Software reliability has long been a demand for critical systems, cloud systems, and even day-to-day applications. Yet, current software systems are written in decades-old programming languages that easily allow programmers to make mistakes, but the languages are receiving stagnant improvements to resolve those issues. Rust is a modern programming language that aims to eradicate the common programmer mistakes at compile time. This course provides students who have already acquired a basic understanding of programming with the knowledge to help them improve programming skills. We will learn about the language designs that make Rust reliable, including but are not limited to ownership, borrowing, lifetime, error handling, pattern matching, internal mutability, and concurrency designs. In addition, we will cover the implicit designs to be cautious with and the modern designs that make Rust convenient to use.

Objectives

The goal of this course is to help students build reliable software. Students will gain in-depth understanding of both the language designs that make it reliable and the principles behind software reliability. Students will be able to write reliable and efficient software in Rust. Students will also become capable to write safer code with reliability concepts in mind when writing in other programming languages. These skills will help students become more effective programmers in writing reliable and efficient software.

Format

The course is organized through lectures and homework. In each class, the instructor will talk about the designs in Rust and the rationale behind the designs. Students will work individually on assignments to practice the concept in Rust and improve their reliable programming skills.

Prerequisites

EN.600.220 (Intermediate Programming), or students should demonstrate deep understanding of the C and C++ programming language concepts. The course schedule is short and tight, and focuses more on software reliability than on language itself. It thus relies on students to have basic prior knowledge of similar concepts in other languages in order to quickly understand the context of new concepts.

Instructor

Yuzhuo Jing

Email: yzjing ~AT~ jhu ~DOT~ edu

Office Hours: Fridays 3:00pm-4:00pm, Malone 122 or Zoom

Home: Canvas

Forum: Campuswire

Autograder: Gradescope

Schedule

Days of week Time Location
Tue/Wed/Fri 12:00pm-01:20pm Krieger 308

Lectures

The schedule and topics are tentative, and may change over time. Please check the course homepage regularly for updates.

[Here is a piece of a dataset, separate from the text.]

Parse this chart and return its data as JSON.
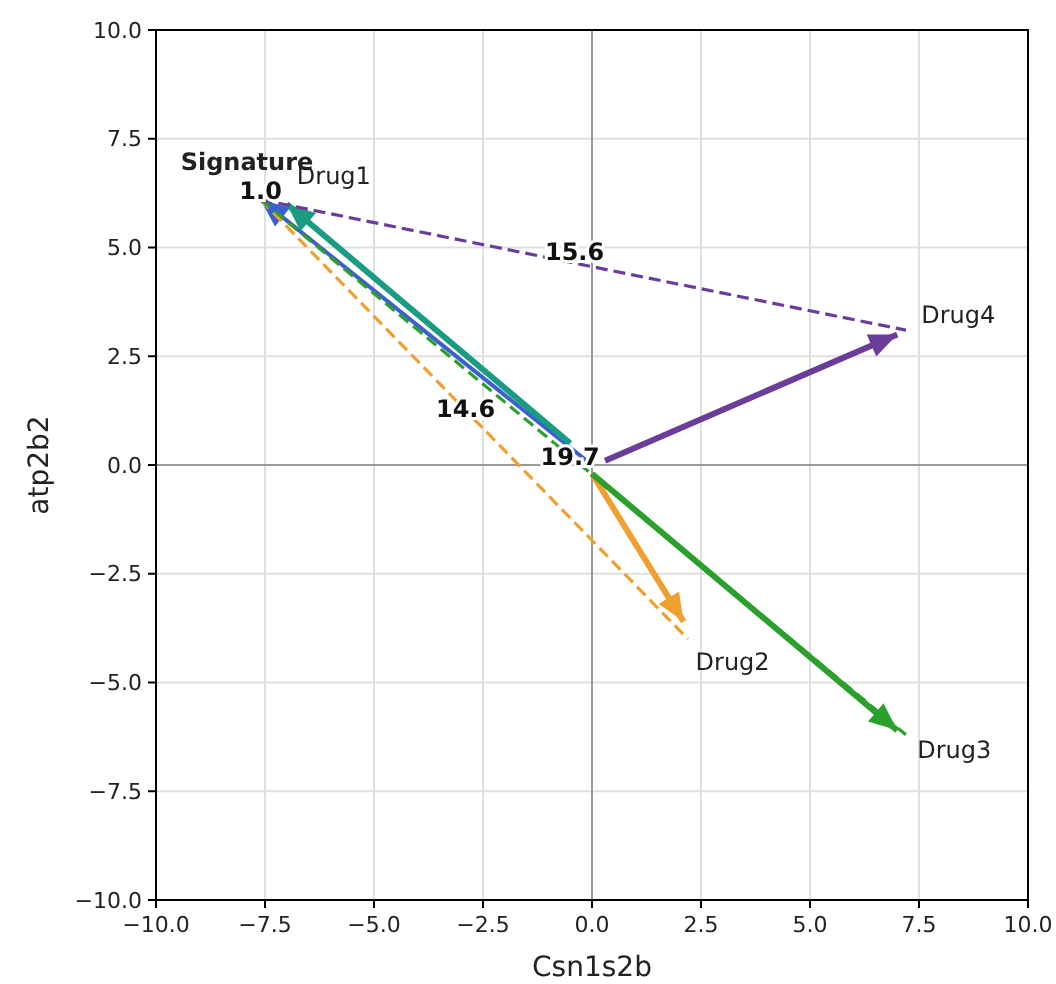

Week Date Lecture Readings Assignment
1 01/03 Tue Introduction + Basics Ch. 1, Ch. 3, Ch. 5 HW1
01/04 Wed The Three Swords (Ownership, Borrowing, Lifetime) (drafts: rendered, vec.c, vec.cpp, vec.rs) Ch. 4
01/06 Fri The Three Swords (Ownership, Borrowing, Lifetime) cont. Ch. 10.3
2 01/10 Tue Pattern Matching and Error Handling Ch. 6, Ch. 9, Ch. 19 HW2
01/11 Wed Traits and Generics Ch. 10, Ch. 18.2
01/17 Tue Iterator Ch. 8.1, Ch. 14.2, Ch. 16
3 01/13 Fri Fearless Concurrency Ch. 17 HW3
01/18 Wed Unsafe: Courage To The Dangerous Wild Ch. 20.1, extended: The Rustonomicon
01/20 Fri A Glance from the Foothill TBA
4 01/22 Sun All HWs due

Note: The chapter links are based on the Rust Book experiment version from Brown University. The numbering may differ from the official version, and may differ across Rust versions.

Textbooks

The Rust Programming Language, by Steve Klabnik and Carol Nichols, in either version:

Extended reading:

Grading

Grade system: S/U

Homework: 100%

Acknowledgments

The course syllabus, lecture and homework materials are influenced and inspired by UPenn CIS 198 and UMD CMSC388Z. Examples are derived from The Rust Programming Language, Rust by Example, Rust for Rustaceans, and the aforementioned course materials.